Rheinmetall BAE Systems Land (RBSL), the Rheinmetall-BAE Systems joint venture leading the Boxer building effort locally, announced in February it had awarded Thales UK a contract to supply 500 Kongsberg Defence and Aerospace developed Protector RS4 remote weapon station (RWS) with a heavy machine gun as its main armament.
Most of the vehicles being purchased by the British are in an infantry carrier configuration, with ambulance, command and specialist vehicles making up the remainder.
The number of vehicles purchased by the British is likely to change. The expectation has always been that Boxer numbers would increase substantially as it replaced other vehicles in the inventory and new requirements, possibly like the 155mm howitzer, are added.
Detailed analysis is now being undertaken by the Army to determine the future size, shape and structure of the Boxer fleet.
The Boxer’s rapidly swappable mission modules give the vehicle the flexibility to change roles without necessarily buying matching numbers of platforms.
Part of the solution to more hitting power might be to increase the number of Boxer reconnaissance variants fitted with anti-tank guided missiles.

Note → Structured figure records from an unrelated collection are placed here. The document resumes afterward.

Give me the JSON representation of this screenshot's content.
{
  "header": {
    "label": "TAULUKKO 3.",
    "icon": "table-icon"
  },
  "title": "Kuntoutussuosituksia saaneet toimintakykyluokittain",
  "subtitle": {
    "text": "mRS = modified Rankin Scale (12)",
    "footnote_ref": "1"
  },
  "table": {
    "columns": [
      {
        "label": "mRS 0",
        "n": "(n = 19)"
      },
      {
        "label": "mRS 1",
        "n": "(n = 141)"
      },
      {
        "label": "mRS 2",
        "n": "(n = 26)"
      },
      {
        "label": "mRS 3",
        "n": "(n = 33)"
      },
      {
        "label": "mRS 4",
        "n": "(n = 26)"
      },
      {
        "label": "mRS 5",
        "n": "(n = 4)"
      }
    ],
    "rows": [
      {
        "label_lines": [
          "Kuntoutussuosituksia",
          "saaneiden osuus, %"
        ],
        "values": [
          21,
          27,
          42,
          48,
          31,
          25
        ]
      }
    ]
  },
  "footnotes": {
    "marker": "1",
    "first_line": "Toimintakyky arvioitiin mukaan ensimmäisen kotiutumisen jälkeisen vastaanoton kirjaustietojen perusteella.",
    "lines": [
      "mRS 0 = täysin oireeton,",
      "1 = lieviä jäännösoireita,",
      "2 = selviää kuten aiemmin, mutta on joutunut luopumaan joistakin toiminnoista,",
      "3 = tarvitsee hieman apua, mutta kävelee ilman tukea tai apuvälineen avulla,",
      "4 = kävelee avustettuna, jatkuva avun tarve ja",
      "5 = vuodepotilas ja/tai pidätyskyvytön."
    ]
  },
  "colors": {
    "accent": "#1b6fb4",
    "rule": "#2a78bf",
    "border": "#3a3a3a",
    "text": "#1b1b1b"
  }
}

For the moment the number of reconnaissance vehicles purchased by the British stands at 50, but the Army is conducting an analysis to determine if more Boxer vehicles within the force should also be fitted with ATGMs.
There are other lethality options open as well.
ARTEC managing director Stefan Lischka was reluctant to talk about possible British firepower solutions but pointed out that existing customers had helped the company develop plenty of options.
“The proven and certified solutions for the UK to choose from for the [mechanized infantry vehicle] in order to de-risk and keep pace are increasing as we have a growing basket of various configurations gained out of the cooperation with other nations operating Boxer,” said Lischka.
“Be it firepower or recovery capabilities already contracted, or be it a broad spectrum of mature prototypes for artillery or bridge-laying, Boxer [has an answer],” he said.
The German company have several cannon and missile options available in manned or unmanned turret configurations that could interest the British.
Australia, with whom the British have close defense ties, is nearing verification of the design of a manned turret with a 30 mm cannon installed on a Boxer combat reconnaissance vehicle variant as part of its Land 400 Phase 2 program.
A second export customer, Lithuania, has a combination of missile and 30mm cannon on its Boxer variant, known as the Vilkas.
The MoD has no current plans to do so but it might even be possible, albeit risky politically , to fit the CTAI cannon to Boxer.
In written evidence late last year to the parliamentary Defence Committee enquiry into progress – or rather more accurately: lack of progress – in delivering the Army’s armored-vehicle program Lockheed showed a picture of a turret fitted with a CTAI cannon on a Boxer platform for a potential export customer.
Some analysts here think that even if the Warrior update program had gone ahead the British would eventually have had to come round to replacing the Boxer’s heavy machine gun with a 30 mm cannon to match potential adversaries.
The British MoD recently signed a deal with Thales UK to locally assemble and integrate 500 Kongsberg Protector RS4 remote weapon stations.
It’s not just lethality the British are taking a look at with Boxer.
The Army is also looking at accelerating the production rate of the vehicle, which currently is slated to involve roughly 50 Boxers a year for ten years – a rate the Defence Committee said was astonishingly slow.
Early vehicles will come off production lines in Germany, but sites in Telford and Stockport in England are set to take over the assembly work as local capabilities grow.
As things stand, the first production vehicles are forecast to enter trials and training in 2023 for an initial operating capability by 2025. There is though work underway to try and speed that up.
The British are now aiming for full operating capability by 2030, bringing this forward from 2032.